A Brief Explanation of yield and parse_fasta() algorithm

A Brief Explanation of yield

In Python, when a function uses the yield keyword, it becomes a special type of function called a generator.

Think of a normal function with return as a worker who does a job, gives you the single final result, and goes home. A generator function with yield is like a worker on an assembly line who gives you one finished product at a time, waits for you to be ready for the next one, and then continues working from where they left off.

  • return ends the function completely.
  • yield pauses the function, “hands off” a value, and remembers its exact state, ready to resume right where it paused.

Simple Example of yield

Here is a simple counter that shows how yield works.

# This is a generator function
def simple_counter(max_number):
    print("Generator starting...")
    num = 1
    while num <= max_number:
        # The function pauses here and hands 'num' back to the loop
        yield num
        num += 1
    print("Generator finished!")

# --- How to use the generator ---
# Note: The "Generator starting..." message does not print yet!
# We are just creating the generator object.
my_gen = simple_counter(3)

print("Now, let's start the loop...")
for number in my_gen:
    print(f"The loop received: {number}")

Output:

Now, let's start the loop...
Generator starting...
The loop received: 1
The loop received: 2
The loop received: 3
Generator finished!

Notice how the code inside the generator only runs when the for loop asks for the next item.


Visualizing parse_fasta Step-by-Step

Now, let’s apply that “pausing” concept to our FASTA parser. The yield is the moment the machine hands off a completed Sequence object.

Our File: test.fasta

>SEQ1
ACGT
GGGG
>SEQ2
TTT

Step 1: The Machine Starts

The function is called, the file is opened, and the initial state is set. The code is ready but the loop hasn’t started.

  • name is None.
  • sequence_lines is [].

Code Executing:

def parse_fasta(cls, filepath: str):
    with open(filepath, 'r') as f:
        name = None
        sequence_lines = []
        for line in f:
            # The loop is about to start...

Step 2: Reading >SEQ1

The for loop asks for its first item. The generator runs until the first yield. It reads the >SEQ1 line and updates its state.

Code Executing:

# line is ">SEQ1"
if line.startswith('>'):
    if name is not None: # This is false
        yield ...

    # The state is updated for the new sequence.
    name = line[1:].strip()  # name becomes "SEQ1"
    sequence_lines = []

Step 3: Reading Sequence Data

The for loop continues. The generator reads the ACGT and GGGG lines, appending them to its internal list. It hasn’t hit a yield yet.

Code Executing:

# For line "ACGT" and then for "GGGG":
if line.startswith('>'):  # This is false.
    ...
elif name is not None:
    # This is true. The line is appended.
    sequence_lines.append(line)

Step 4: The First YIELD

This is the key! The for loop asks for the next item, and the generator reads >SEQ2. It sees the > and knows it has just finished SEQ1.

Code Executing:

# line is ">SEQ2"
if line.startswith('>'):
    # This time, `name` is "SEQ1", so the condition is TRUE!
    if name is not None:
        # The function PAUSES here and hands off the value.
        yield cls("".join(sequence_lines), name)

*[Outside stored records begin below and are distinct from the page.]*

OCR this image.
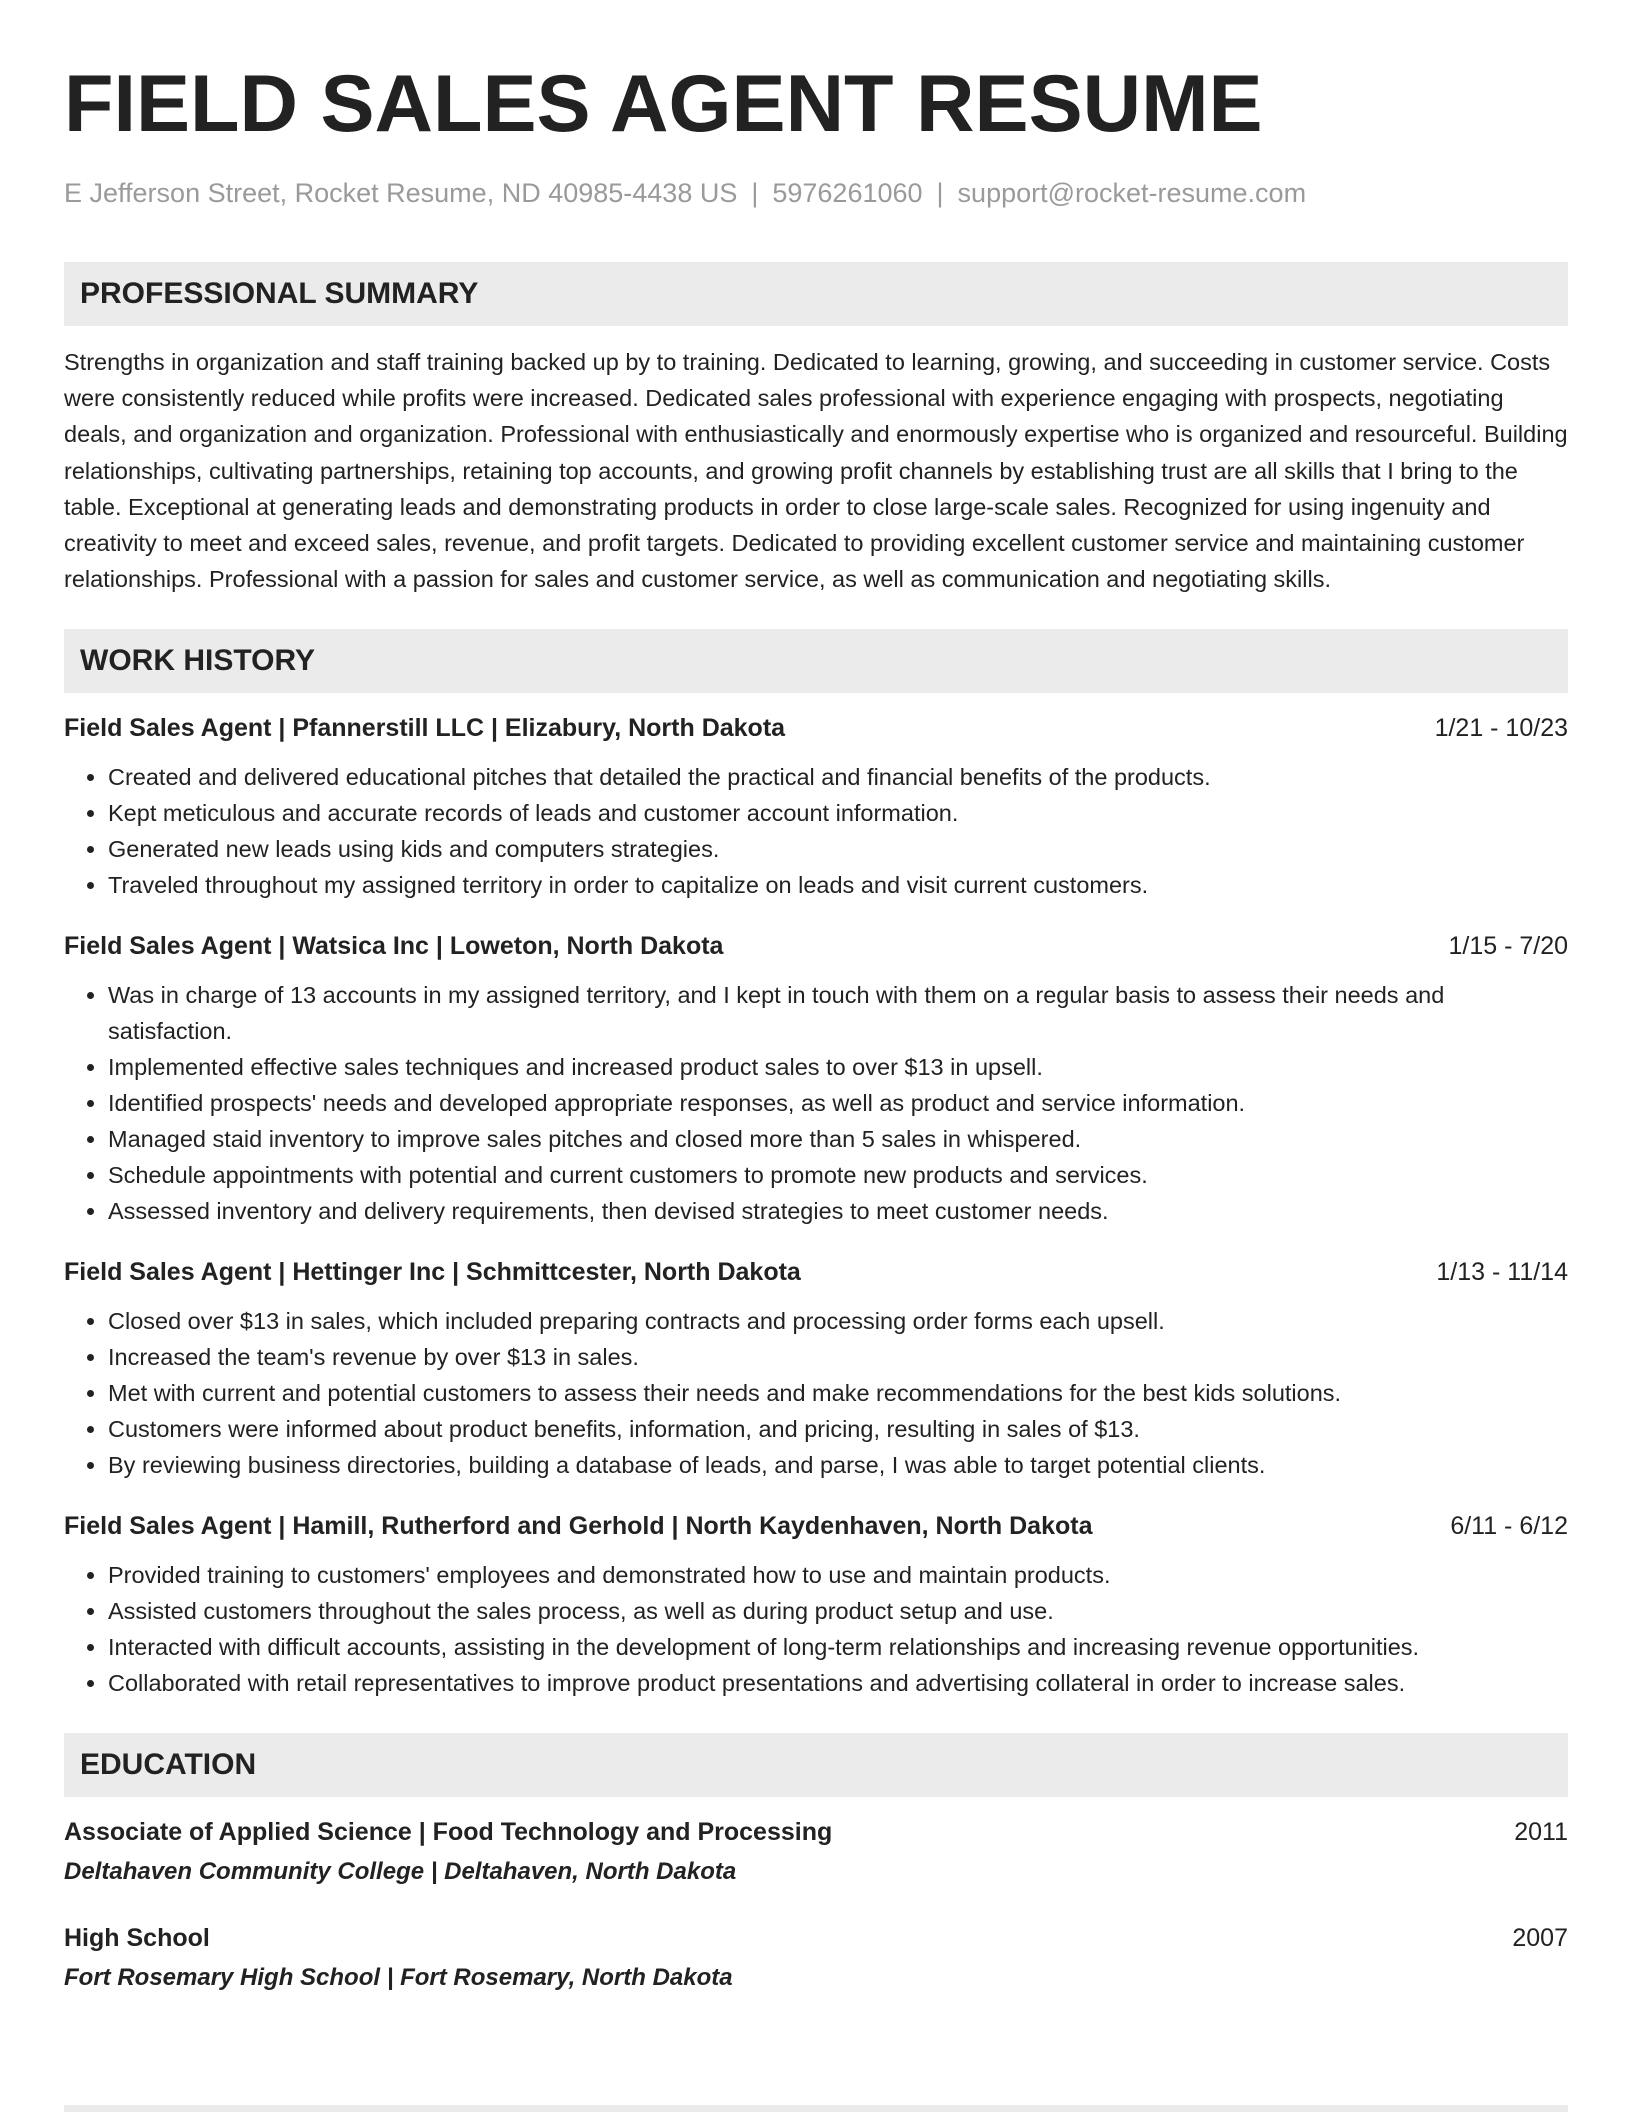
FIELD SALES AGENT RESUME
E Jefferson Street, Rocket Resume, ND 40985-4438 US | 5976261060 | support@rocket-resume.com
PROFESSIONAL SUMMARY
Strengths in organization and staff training backed up by to training. Dedicated to learning, growing, and succeeding in customer service. Costs were consistently reduced while profits were increased. Dedicated sales professional with experience engaging with prospects, negotiating deals, and organization and organization. Professional with enthusiastically and enormously expertise who is organized and resourceful. Building relationships, cultivating partnerships, retaining top accounts, and growing profit channels by establishing trust are all skills that I bring to the table. Exceptional at generating leads and demonstrating products in order to close large-scale sales. Recognized for using ingenuity and creativity to meet and exceed sales, revenue, and profit targets. Dedicated to providing excellent customer service and maintaining customer relationships. Professional with a passion for sales and customer service, as well as communication and negotiating skills.
WORK HISTORY
Field Sales Agent | Pfannerstill LLC | Elizabury, North Dakota	1/21 - 10/23
• Created and delivered educational pitches that detailed the practical and financial benefits of the products.
• Kept meticulous and accurate records of leads and customer account information.
• Generated new leads using kids and computers strategies.
• Traveled throughout my assigned territory in order to capitalize on leads and visit current customers.
Field Sales Agent | Watsica Inc | Loweton, North Dakota	1/15 - 7/20
• Was in charge of 13 accounts in my assigned territory, and I kept in touch with them on a regular basis to assess their needs and satisfaction.
• Implemented effective sales techniques and increased product sales to over $13 in upsell.
• Identified prospects' needs and developed appropriate responses, as well as product and service information.
• Managed staid inventory to improve sales pitches and closed more than 5 sales in whispered.
• Schedule appointments with potential and current customers to promote new products and services.
• Assessed inventory and delivery requirements, then devised strategies to meet customer needs.
Field Sales Agent | Hettinger Inc | Schmittcester, North Dakota	1/13 - 11/14
• Closed over $13 in sales, which included preparing contracts and processing order forms each upsell.
• Increased the team's revenue by over $13 in sales.
• Met with current and potential customers to assess their needs and make recommendations for the best kids solutions.
• Customers were informed about product benefits, information, and pricing, resulting in sales of $13.
• By reviewing business directories, building a database of leads, and parse, I was able to target potential clients.
Field Sales Agent | Hamill, Rutherford and Gerhold | North Kaydenhaven, North Dakota	6/11 - 6/12
• Provided training to customers' employees and demonstrated how to use and maintain products.
• Assisted customers throughout the sales process, as well as during product setup and use.
• Interacted with difficult accounts, assisting in the development of long-term relationships and increasing revenue opportunities.
• Collaborated with retail representatives to improve product presentations and advertising collateral in order to increase sales.
EDUCATION
Associate of Applied Science | Food Technology and Processing	2011
Deltahaven Community College | Deltahaven, North Dakota
High School	2007
Fort Rosemary High School | Fort Rosemary, North Dakota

    # After yielding, it resets for the new sequence.
    name = line[1:].strip()
    sequence_lines = []

Step 5: Finishing Up

  • The for loop asks for another item. The generator resumes from where it paused.
  • It reads the TTT line and adds it to current_sequence_lines.
  • It reaches the end of the file, and the for loop finishes.
  • The code after the loop runs to handle the very last sequence.

Code Executing (After the loop):

        # The for loop has finished.
        if name is not None:
            # `name` is "SEQ2", so this is TRUE.
            # The last sequence is yielded.
            yield cls("".join(sequence_lines), name)

The machine yields the final Sequence("TTT", "SEQ2") object, and the function is complete.